Demgemäss beschliesst
die Kammer:
Das Gesuch um Gewährung der unentgeltlichen Prozessführung
wird abgewiesen;
und
beschliesst weiter:
1.
Auf die Beschwerde wird
nicht eingetreten.
2.
Die Gerichtsgebühr wird
festgesetzt auf
Fr. 1'000.--; die übrigen Kosten betragen:
Fr. 60.-- Zustellungskosten,
Fr. 1'060.-- Total der Kosten.
3.
Die Gerichtskosten werden
der Beschwerdeführerin auferlegt.
4.
Eine Parteientschädigung
wird nicht zugesprochen.
5.
Gegen diesen Beschluss kann
im Sinn der Erwägungen innert 30 Tagen, von der Zustellung an gerechnet,
Verwaltungsgerichtsbeschwerde beim Bundesgericht erhoben werden.
6.
Mitteilung
an …
Abweichende
Meinung einer Minderheit der Kammer
(§ 71
VRG in Verbindung mit § 138 Abs. 4 des Gerichtsverfassungsgesetzes
vom
13.
Juni 1976)
Eine Minderheit der Kammer ist der Ansicht, dass sich die
Beschwerdeführerin auf Art. 8 EMRK berufen kann. Denn der Ehemann der
Beschwerdeführerin, welcher sich bereits seit rund zwölf Jahren in der Schweiz
aufhält, integriert ist und über ein regelmässiges Einkommen verfügt, wurde als
Härtefall anerkannt und ist aus diesem Grund im Besitz einer Aufenthaltsbewilligung.
Die so genannte Härtefallbewilligung gestützt auf Art. 13
lit. f BVO wird erteilt, wenn beim Ausländer ein schwerwiegender
persönlicher Härtefall bzw. eine persönliche Notlage bejaht wird.
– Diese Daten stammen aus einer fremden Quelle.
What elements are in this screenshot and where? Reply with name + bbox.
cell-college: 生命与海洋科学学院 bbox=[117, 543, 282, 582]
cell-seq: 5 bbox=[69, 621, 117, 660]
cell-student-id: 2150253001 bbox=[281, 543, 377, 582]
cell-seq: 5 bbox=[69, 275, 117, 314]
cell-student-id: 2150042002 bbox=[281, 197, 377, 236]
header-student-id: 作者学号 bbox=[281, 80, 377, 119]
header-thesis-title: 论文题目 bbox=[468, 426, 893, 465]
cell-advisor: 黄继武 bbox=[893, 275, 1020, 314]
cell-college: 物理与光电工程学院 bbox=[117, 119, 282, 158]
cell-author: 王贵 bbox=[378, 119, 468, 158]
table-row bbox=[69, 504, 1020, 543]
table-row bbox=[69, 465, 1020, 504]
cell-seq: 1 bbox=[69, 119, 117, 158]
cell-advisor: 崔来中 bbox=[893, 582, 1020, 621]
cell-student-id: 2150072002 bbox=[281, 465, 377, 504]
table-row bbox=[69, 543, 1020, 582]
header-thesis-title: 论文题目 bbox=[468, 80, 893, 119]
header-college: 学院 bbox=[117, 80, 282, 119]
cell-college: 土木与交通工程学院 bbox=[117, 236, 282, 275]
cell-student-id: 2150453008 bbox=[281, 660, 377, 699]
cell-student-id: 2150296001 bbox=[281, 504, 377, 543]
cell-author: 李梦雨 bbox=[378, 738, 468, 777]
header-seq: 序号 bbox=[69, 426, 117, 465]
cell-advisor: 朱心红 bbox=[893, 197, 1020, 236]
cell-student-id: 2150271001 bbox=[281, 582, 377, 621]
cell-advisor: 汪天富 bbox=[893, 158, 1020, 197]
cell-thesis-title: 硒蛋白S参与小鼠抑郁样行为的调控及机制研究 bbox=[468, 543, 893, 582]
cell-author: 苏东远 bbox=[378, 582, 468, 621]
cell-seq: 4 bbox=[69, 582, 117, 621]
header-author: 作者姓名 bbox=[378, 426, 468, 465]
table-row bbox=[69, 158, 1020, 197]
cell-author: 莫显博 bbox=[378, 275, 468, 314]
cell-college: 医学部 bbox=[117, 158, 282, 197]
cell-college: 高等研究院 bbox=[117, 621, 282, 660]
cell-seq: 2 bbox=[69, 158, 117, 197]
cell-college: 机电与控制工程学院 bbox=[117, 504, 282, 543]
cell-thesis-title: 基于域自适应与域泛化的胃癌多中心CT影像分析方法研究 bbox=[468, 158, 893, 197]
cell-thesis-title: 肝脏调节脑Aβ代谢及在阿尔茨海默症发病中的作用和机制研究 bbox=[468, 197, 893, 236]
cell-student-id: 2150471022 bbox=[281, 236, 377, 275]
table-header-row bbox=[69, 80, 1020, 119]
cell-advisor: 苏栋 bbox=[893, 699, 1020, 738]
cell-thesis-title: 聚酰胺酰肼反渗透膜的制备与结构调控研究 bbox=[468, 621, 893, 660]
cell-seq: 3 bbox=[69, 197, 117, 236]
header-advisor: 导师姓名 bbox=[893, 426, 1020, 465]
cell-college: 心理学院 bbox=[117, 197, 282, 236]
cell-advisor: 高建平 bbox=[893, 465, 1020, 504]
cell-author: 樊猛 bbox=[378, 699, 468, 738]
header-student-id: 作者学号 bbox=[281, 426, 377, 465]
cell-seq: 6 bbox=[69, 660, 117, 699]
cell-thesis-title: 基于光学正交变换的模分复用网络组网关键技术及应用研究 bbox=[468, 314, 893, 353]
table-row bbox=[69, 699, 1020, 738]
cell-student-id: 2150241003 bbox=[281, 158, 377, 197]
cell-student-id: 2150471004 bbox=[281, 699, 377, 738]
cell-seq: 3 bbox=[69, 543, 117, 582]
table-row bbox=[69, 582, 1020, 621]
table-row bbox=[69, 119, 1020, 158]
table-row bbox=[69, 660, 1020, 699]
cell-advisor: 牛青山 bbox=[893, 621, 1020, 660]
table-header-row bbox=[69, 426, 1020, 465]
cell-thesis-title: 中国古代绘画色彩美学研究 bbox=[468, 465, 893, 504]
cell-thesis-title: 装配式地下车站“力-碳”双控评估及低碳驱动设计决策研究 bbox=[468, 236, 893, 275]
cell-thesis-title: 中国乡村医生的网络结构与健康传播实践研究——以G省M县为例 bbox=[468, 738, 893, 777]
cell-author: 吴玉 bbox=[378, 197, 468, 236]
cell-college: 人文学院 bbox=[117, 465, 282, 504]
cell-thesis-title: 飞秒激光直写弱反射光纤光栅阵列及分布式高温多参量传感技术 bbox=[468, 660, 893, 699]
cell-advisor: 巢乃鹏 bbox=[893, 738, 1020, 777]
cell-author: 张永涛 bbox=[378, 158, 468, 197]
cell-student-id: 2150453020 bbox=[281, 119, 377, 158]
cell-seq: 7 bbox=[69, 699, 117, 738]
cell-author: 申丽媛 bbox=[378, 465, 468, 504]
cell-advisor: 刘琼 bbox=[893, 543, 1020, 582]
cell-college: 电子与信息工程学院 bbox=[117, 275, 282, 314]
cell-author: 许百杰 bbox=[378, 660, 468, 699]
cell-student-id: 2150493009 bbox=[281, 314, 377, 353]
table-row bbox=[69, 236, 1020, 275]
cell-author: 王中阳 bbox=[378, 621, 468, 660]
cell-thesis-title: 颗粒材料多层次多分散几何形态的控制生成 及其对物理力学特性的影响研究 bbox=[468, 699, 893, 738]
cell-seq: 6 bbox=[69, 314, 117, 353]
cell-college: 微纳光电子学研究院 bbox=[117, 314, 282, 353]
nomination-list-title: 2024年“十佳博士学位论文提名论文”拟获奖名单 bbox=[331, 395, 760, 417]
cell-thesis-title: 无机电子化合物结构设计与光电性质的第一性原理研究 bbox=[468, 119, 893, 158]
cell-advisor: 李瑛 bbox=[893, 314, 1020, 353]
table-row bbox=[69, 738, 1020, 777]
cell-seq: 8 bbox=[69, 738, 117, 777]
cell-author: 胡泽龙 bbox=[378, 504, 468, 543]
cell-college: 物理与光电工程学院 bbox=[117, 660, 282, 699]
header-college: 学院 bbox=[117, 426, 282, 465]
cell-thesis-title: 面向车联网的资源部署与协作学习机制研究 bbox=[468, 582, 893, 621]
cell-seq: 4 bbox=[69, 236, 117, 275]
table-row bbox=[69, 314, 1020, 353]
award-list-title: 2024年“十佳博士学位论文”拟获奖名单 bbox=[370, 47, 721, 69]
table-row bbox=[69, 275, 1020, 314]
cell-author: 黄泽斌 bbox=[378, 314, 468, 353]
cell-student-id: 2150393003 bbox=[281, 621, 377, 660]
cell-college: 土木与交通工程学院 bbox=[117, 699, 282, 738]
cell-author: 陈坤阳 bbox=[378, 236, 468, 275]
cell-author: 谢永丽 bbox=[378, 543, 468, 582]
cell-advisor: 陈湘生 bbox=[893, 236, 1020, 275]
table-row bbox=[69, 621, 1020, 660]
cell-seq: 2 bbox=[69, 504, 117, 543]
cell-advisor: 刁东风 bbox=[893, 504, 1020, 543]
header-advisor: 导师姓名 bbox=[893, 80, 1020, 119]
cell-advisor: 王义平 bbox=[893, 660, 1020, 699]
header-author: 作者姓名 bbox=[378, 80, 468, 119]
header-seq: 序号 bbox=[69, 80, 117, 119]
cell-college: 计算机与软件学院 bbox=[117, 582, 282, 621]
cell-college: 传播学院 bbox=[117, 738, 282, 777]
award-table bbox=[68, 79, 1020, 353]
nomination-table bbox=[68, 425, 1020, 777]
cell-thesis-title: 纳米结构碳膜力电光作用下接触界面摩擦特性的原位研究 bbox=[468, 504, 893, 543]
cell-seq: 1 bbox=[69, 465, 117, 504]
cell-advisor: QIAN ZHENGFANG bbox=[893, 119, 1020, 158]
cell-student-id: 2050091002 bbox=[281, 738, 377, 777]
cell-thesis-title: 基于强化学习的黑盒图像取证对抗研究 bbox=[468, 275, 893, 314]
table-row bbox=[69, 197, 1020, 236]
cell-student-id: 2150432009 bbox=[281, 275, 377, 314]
Vorausgesetzt
ist beim Gesuchsteller, "dass seine Lebens- und Daseinsbedingungen gemessen
am durchschnittlichen Schicksal von Ausländern in gesteigertem Masse in Frage
gestellt" sind und eine Verweigerung der Härtefall-Bewilligung für den
Betroffenen schwere Nachteile zur Folge hätte (BGE 119 Ib 33 E. 4c).
Das Bundesgericht betont deshalb den Ausnahme- und Einzelfallcharakter der
Härtefallbewilligung (BGE 123 II 125).
Da die persönliche Situation des Ehemanns der
Beschwerdeführerin von den Behörden als Härtefall anerkannt wurde, würden ihm
sonach schwerwiegende Nachteile widerfahren, wenn er die Schweiz verlassen
müsste. Zwar hat er deshalb keinen Rechtsanspruch auf Verlängerung seiner
Aufenthaltsbewilligung, doch darf er unter diesen Umständen in guten Treuen
darauf vertrauen, dass ihm seine Aufenthaltsbewilligung jeweils verlängert
wird, soweit kein Verstoss gegen die öffentliche Ordnung oder Sicherheit
vorliegt. Auch wurde ihm bereits die Erteilung der Niederlassungsbewilligung
für das Jahr 2013 in Aussicht gestellt. Sein Aufenthalt ist deshalb nach der Auffassung
einer Minderheit der Kammer im Sinne der bundesgerichtlichen Rechtsprechung (vgl.
E. 3.3) als gefestigt anzusehen, sodass ihm der Nachzug seiner Ehefrau
gestützt auf Art. 8 EMRK bewilligt werden kann. Anders entscheiden bedeutet,
dass er seiner Ehefrau ins Ausland folgen muss, um mit ihr zusammenleben zu
können, obwohl ihm – als anerkanntem Härtefall – nicht zugemutet wird, die
Schweiz zu verlassen. Dieses behördliche Vorgehen ist widersprüchlich und steht
damit auch in Konflikt zu Art. 9 BV.